No shorts, no sleeves, no class: Inappropriate dress codes hinder learning

Sports Editor

If your high school was anything like mine, most of the dress code policies were directed at female students — skirts or shorts above a certain length (realistically, that meant no skirts and cargo shorts), jeans with holes above the knee, leggings and athletic shorts, shoulder-showing tanks or muscle shirts and lower-cut shirts or shirts of thin material were not allowed.

What dress code rules did boys have at my school? Basically, no caps. That was the only rule ever enforced. 

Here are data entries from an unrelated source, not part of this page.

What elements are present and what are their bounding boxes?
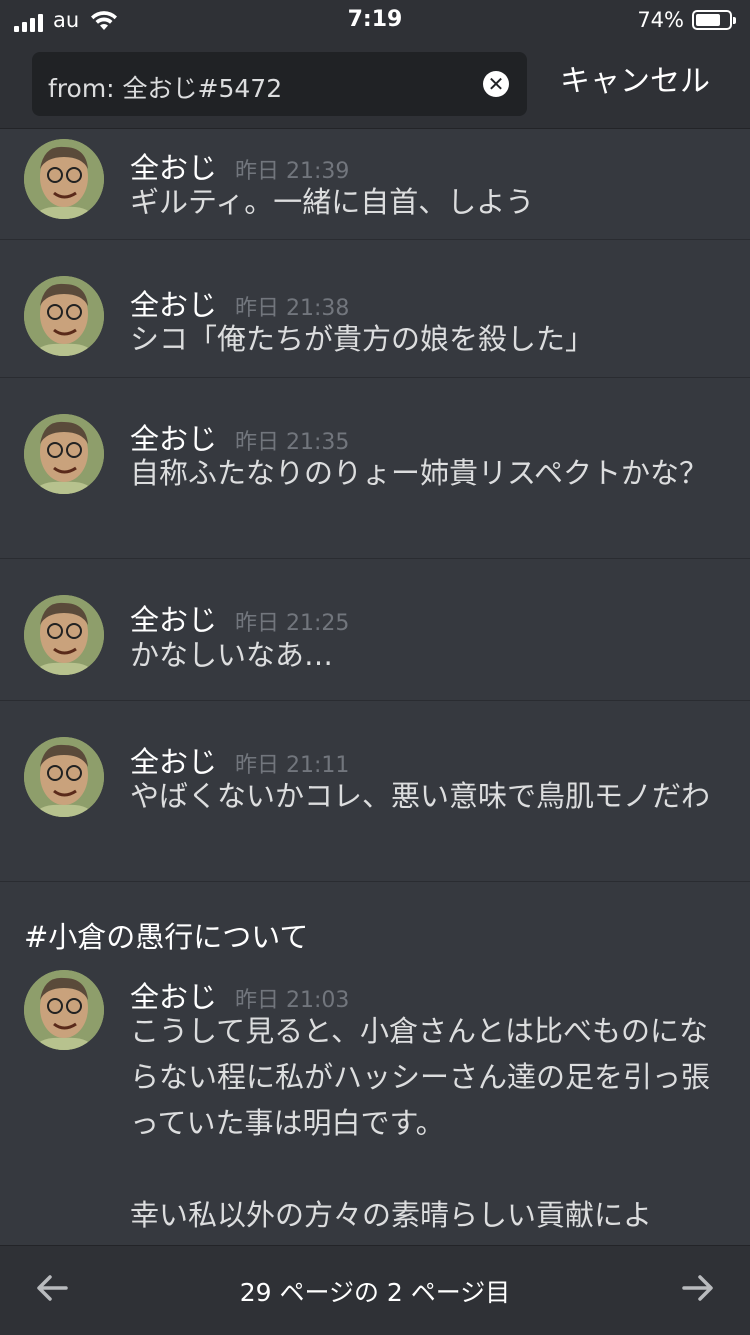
result-item[interactable]: 全おじ 昨日 21:11 やばくないかコレ、悪い意味で鳥肌モノだわ bbox=[0, 701, 750, 882]
message-text: 自称ふたなりのりょー姉貴リスペクトかな？ bbox=[130, 456, 708, 490]
result-item[interactable]: 全おじ 昨日 21:39 ギルティ。一緒に自首、しよう bbox=[0, 129, 750, 240]
battery-level bbox=[696, 14, 720, 26]
message-text: かなしいなあ… bbox=[130, 638, 334, 672]
message-text: やばくないかコレ、悪い意味で鳥肌モノだわ bbox=[130, 779, 711, 813]
avatar[interactable] bbox=[24, 737, 104, 817]
search-results[interactable]: 全おじ 昨日 21:39 ギルティ。一緒に自首、しよう 全おじ 昨日 21:38… bbox=[0, 129, 750, 1245]
search-input[interactable]: from: 全おじ#5472 ✕ bbox=[32, 52, 527, 116]
battery-icon bbox=[692, 10, 736, 30]
result-item[interactable]: 全おじ 昨日 21:35 自称ふたなりのりょー姉貴リスペクトかな？ bbox=[0, 378, 750, 559]
status-right: 74% bbox=[637, 8, 736, 32]
pagination-bar: 29 ページの 2 ページ目 bbox=[0, 1245, 750, 1335]
search-query[interactable]: from: 全おじ#5472 bbox=[48, 69, 282, 105]
avatar[interactable] bbox=[24, 595, 104, 675]
avatar[interactable] bbox=[24, 139, 104, 219]
avatar[interactable] bbox=[24, 970, 104, 1050]
cancel-button[interactable]: キャンセル bbox=[560, 56, 710, 100]
arrow-right-icon[interactable] bbox=[676, 1266, 720, 1310]
result-item[interactable]: 全おじ 昨日 21:25 かなしいなあ… bbox=[0, 559, 750, 701]
avatar[interactable] bbox=[24, 414, 104, 494]
message-text: こうして見ると、小倉さんとは比べものにならない程に私がハッシーさん達の足を引っ張… bbox=[130, 1014, 711, 1232]
result-item[interactable]: 全おじ 昨日 21:38 シコ「俺たちが貴方の娘を殺した」 bbox=[0, 240, 750, 378]
search-header: from: 全おじ#5472 ✕ キャンセル bbox=[0, 40, 750, 129]
status-bar: au 7:19 74% bbox=[0, 0, 750, 40]
page-indicator: 29 ページの 2 ページ目 bbox=[239, 1278, 511, 1307]
battery-percent: 74% bbox=[637, 8, 684, 32]
avatar[interactable] bbox=[24, 276, 104, 356]
message-text: ギルティ。一緒に自首、しよう bbox=[130, 185, 535, 219]
channel-name[interactable]: #小倉の愚行について bbox=[24, 914, 308, 956]
close-circle-icon[interactable]: ✕ bbox=[483, 71, 509, 97]
result-item[interactable]: #小倉の愚行について 全おじ 昨日 21:03 こうして見ると、小倉さんとは比べ… bbox=[0, 882, 750, 1245]
message-text: シコ「俺たちが貴方の娘を殺した」 bbox=[130, 322, 595, 356]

All too often, there were girls held in the principal’s office for “inappropriate clothing,” instead of being in the classroom where they belong. What’s even sadder is that principals and other adults would give the excuse that it is “distracting for male students.”

Schools are placing more importance on having a distraction-free learning environment for teenage boys over a female classmate’s right to an education.

Typically, these dress-code infractions weren’t even that bad. One time, a friend was wearing jeans, a non-revealing tank top and a cardigan to cover her shoulders — and still got called into the office. Most recently, there was a Facebook post about a kindergartner who was forced to change clothes for wearing a sundress that “she’s worn to church,” according to her enraged father.

In other countries this is not the case. In Macedonia and other European countries, if a girl wears shorts or a skirt that is too short, “Some of the teachers would tell them something, but they would not tell them, ‘Go home and change.’ But they would be like, ‘For next time, this is too much,’” freshman international student Stefanija Korun said.

In Texas, “when spring started coming, and summer started coming, that’s when the tank tops came out, that’s when the skirts came out because everyone’s trying to be cute. So before class, they’d say, ‘Hey, stand up,’ and teachers would check dress code,” sophomore Marija Tadic said about her years at Pflugerville High School. 

Certain states in the U.S. have “incredibly relaxed” views on dress code standards too, writing and rhetoric Professor Chris Gerben said. “My experience of my 10 or so years [in California] was that there was no explicit correlation between fashion and formality and authority, which is what I would assume would come into play at a high school.”

The frustrating issue with the dress code is that when students are pulled out of class for inappropriate clothing, their hard-working parents have to take time out of their work day to go home and bring a change of clothes to their child who may not be wearing anything inappropriate at all.

One could also conclude that U.S. dress code rules lead to certain stigmas and justify ideas of rape culture. If boys are taught in school that if a girl wearing a skirt is breaking the rules, then they could very easily think a college girl with a short skirt is “asking for it.”

Enforcing a dress code policy is not fair to students who are refrained from fashion freedom, female students who are caused to feel humiliated and removed from learning, and parents who have to leave their work to comply with schools’ sexist rules.

A student dress code is something college students are free from. You can wear what you want and not have to worry about a professor telling you to change clothes. Yet for most students, especially girls, this freedom was not an option prior to college.